Welding torches for robots, important points for your choice.
Choose from an optimal or inadequate robotic torch, it could mean the difference between achieving your weekly goals of quality and productivity and strive to ensure timely delivery. To help you select the right torch for your application and maximize operating efficiency, quality and profitability equipment should consider these 8 key points:
1. Understanding the Tool Center Point (TCP)
Tool Center Point, or TCP, is a point in space with a mathematical reference to a robot flange. GMAW welding for robotics, this is mostly how the robot knows where the tip of the welding wire is. Robots are good to repeat the same path of movement and again, if the tip of the welding wire changes due to thermal or physical distortion, the placement of welding change. In extreme cases, the torch collided with the workpiece or welding.

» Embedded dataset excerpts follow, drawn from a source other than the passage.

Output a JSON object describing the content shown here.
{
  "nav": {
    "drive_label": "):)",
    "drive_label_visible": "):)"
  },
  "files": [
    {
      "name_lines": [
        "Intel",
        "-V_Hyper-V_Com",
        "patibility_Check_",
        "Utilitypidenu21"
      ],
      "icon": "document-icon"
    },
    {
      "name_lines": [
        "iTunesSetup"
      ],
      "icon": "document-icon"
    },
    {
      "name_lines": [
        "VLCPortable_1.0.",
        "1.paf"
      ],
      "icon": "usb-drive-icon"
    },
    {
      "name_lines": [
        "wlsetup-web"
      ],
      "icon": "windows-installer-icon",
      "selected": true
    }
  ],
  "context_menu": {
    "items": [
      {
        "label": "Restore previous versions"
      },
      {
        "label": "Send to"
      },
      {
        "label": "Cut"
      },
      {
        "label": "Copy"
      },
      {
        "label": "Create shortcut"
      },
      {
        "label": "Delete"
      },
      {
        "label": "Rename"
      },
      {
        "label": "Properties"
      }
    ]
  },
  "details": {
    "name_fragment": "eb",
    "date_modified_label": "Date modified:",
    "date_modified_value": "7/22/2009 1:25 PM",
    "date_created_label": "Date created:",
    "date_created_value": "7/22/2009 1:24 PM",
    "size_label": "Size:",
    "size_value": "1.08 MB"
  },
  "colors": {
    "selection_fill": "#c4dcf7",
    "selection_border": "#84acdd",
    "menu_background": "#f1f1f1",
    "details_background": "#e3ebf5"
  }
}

A change of TCP over time means that the robot will deposit the weld bead somewhere other than the center of the board. When this happens, operators can compensate the deviation of TCP increasing the bead width, for example by reducing the moving speed or programming a slight oscillation in the movement of the torch to ensure that the weld covers both plates and provides sufficient fusion. Unfortunately as a result of an incorrect TCP, cords larger than necessary welding costs increase filler metal and gas, cycle time, heat input and weld total cost. In short, compensation kills profitability in automated welding and may compromise the mechanical properties as well. The selection of a robotic torch with a consistent TCP can be the first step in improving welding and reduced consumption of filler metal.
TCP is the most important to consider when evaluating robotic torches attribute. To ensure a consistent and repeatable TCP, look robust necks and systems accurate and stable mounting.

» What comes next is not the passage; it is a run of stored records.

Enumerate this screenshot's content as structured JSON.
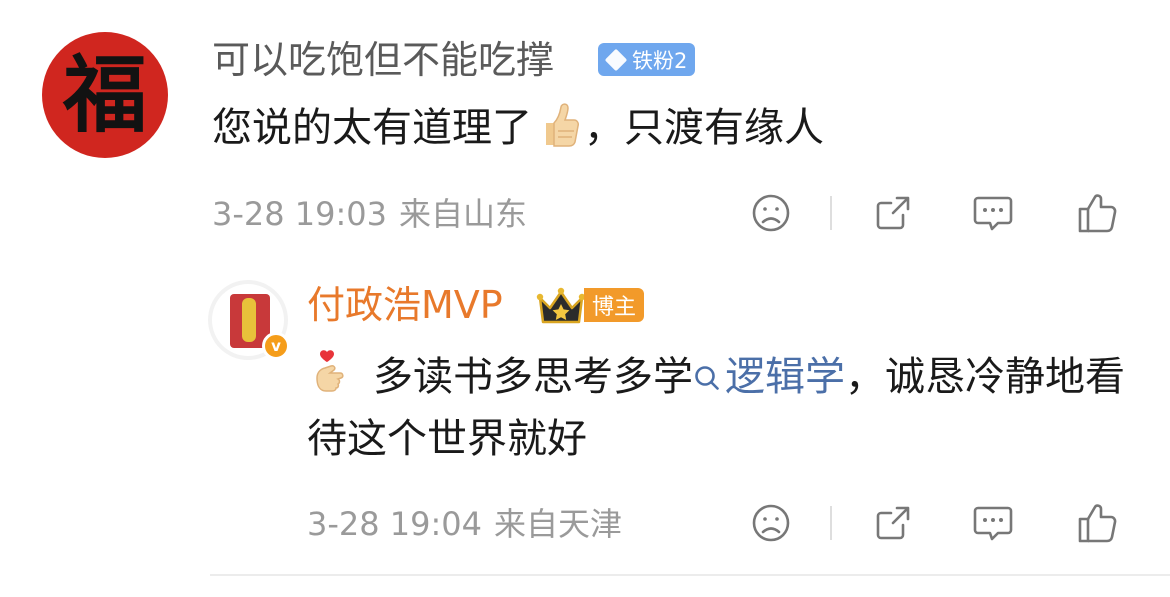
{
  "comment": {
    "avatar_glyph": "福",
    "username": "可以吃饱但不能吃撑",
    "fan_badge": "铁粉2",
    "text_before": "您说的太有道理了",
    "text_after": "，只渡有缘人",
    "emoji": "thumbs-up",
    "date": "3-28 19:03",
    "location": "来自山东"
  },
  "reply": {
    "username": "付政浩MVP",
    "verified_mark": "v",
    "host_badge": "博主",
    "emoji": "finger-heart",
    "text_lead": "多读书多思考多学",
    "topic": "逻辑学",
    "text_tail": "，诚恳冷静地看待这个世界就好",
    "date": "3-28 19:04",
    "location": "来自天津"
  },
  "actions": [
    "sad-face-icon",
    "share-icon",
    "comment-icon",
    "like-icon"
  ],
  "colors": {
    "username_gray": "#5a5a5a",
    "blogger_orange": "#e8792b",
    "fan_badge_blue": "#6fa7ee",
    "host_badge_orange": "#f29a2a",
    "topic_link": "#4b6fa8",
    "meta_gray": "#9a9a9a",
    "avatar_red": "#d0261f"
  }
}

2. Evaluate configurations and necks.
While a mounting neck 23 degrees with 22 degrees basically provides the same amount of curvature of a mount with a collar 0 degrees 45 degrees, the latter combination works best for welding small circles, as about an axis. With a neck 45 degrees, the torch is rotatable about the sixth axis of the robot (where the torch to the robot arm is mounted) into smaller circles. By contrast, a montage of 0 degrees with a neck 22 degrees works well when you need to reach a small opening.
If you have a suitable application for a neck 45 degrees and other application where a neck 22 degrees works best, choose a package torch with a modular design. This allows you to change the package neck torch (toolless) and insert the right neck for the application. For workshops, this modular approach adds flexibility and reduces changeover time between pieces.

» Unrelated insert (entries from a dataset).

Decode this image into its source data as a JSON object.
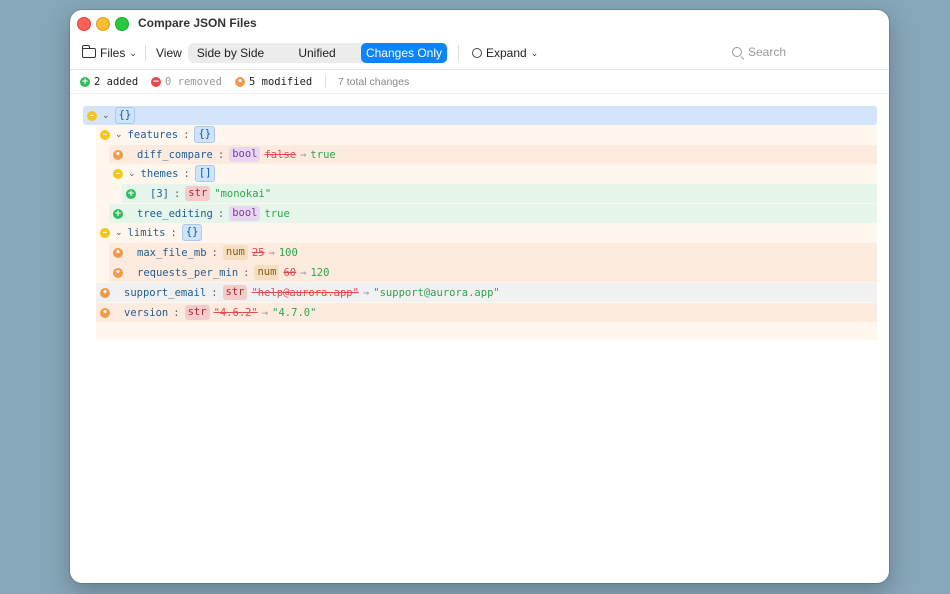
{
  "window": {
    "title": "Compare JSON Files"
  },
  "toolbar": {
    "files_label": "Files",
    "view_label": "View",
    "view_modes": [
      "Side by Side",
      "Unified",
      "Changes Only"
    ],
    "active_mode": "Changes Only",
    "expand_label": "Expand",
    "search_placeholder": "Search"
  },
  "stats": {
    "added": "2 added",
    "removed": "0 removed",
    "modified": "5 modified",
    "total": "7 total changes"
  },
  "tree": {
    "root": {
      "badge": "{}"
    },
    "features": {
      "key": "features",
      "badge": "{}"
    },
    "diff_compare": {
      "key": "diff_compare",
      "type": "bool",
      "old": "false",
      "new": "true"
    },
    "themes": {
      "key": "themes",
      "badge": "[]"
    },
    "themes_3": {
      "key": "[3]",
      "type": "str",
      "new": "\"monokai\""
    },
    "tree_editing": {
      "key": "tree_editing",
      "type": "bool",
      "new": "true"
    },
    "limits": {
      "key": "limits",
      "badge": "{}"
    },
    "max_file_mb": {
      "key": "max_file_mb",
      "type": "num",
      "old": "25",
      "new": "100"
    },
    "requests_per_min": {
      "key": "requests_per_min",
      "type": "num",
      "old": "60",
      "new": "120"
    },
    "support_email": {
      "key": "support_email",
      "type": "str",
      "old": "\"help@aurora.app\"",
      "new": "\"support@aurora.app\""
    },
    "version": {
      "key": "version",
      "type": "str",
      "old": "\"4.6.2\"",
      "new": "\"4.7.0\""
    },
    "colon": ":",
    "arrow": "→"
  },
  "colors": {
    "accent": "#0a84ff",
    "added_bg": "#e6f6ea",
    "modified_bg": "#fdefe6",
    "container_bg": "#fff6ee",
    "root_bg": "#d3e4fb"
  }
}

3. Rotation of the torches.
The answer depends on how many points require programming and the amount of time of each movement. External cables of a conventional torch limit rotation of +/- 240 degrees arm. After making a circular weld, the next item on the program brings the torch to a safe space and unroll the cable. A rotational coupling +/- 360, the arm can move to the next weld directly. Torches with more turning angle reduces programming time and reduce downtime in the air. For parts with many circular welds, a torch of +/- 360 reduce unit costs compared to a conventional torch. As an added bonus, by having more rotation on your system turning the useful life of the torch is multiplied.
4. Test configuration torch.
Before production begins and assembly installation, order a 3D model and test it on virtual reality. This will ensure the correct selection of the torch before buying.
5. Stability torera gas.
There are two systems for holding a gas nozzle of the torch neck. Threaded nozzle which has the advantage of being more reliable and less gas leak protection but if not well designed and can loosen tight thermal changes. Nozzle clamping equipped pressure of grooves that expand and push the nozzle against the neck welding, this may provide better cooling but also greater losses of gas through the slots, plus support is not as secure with the threaded system.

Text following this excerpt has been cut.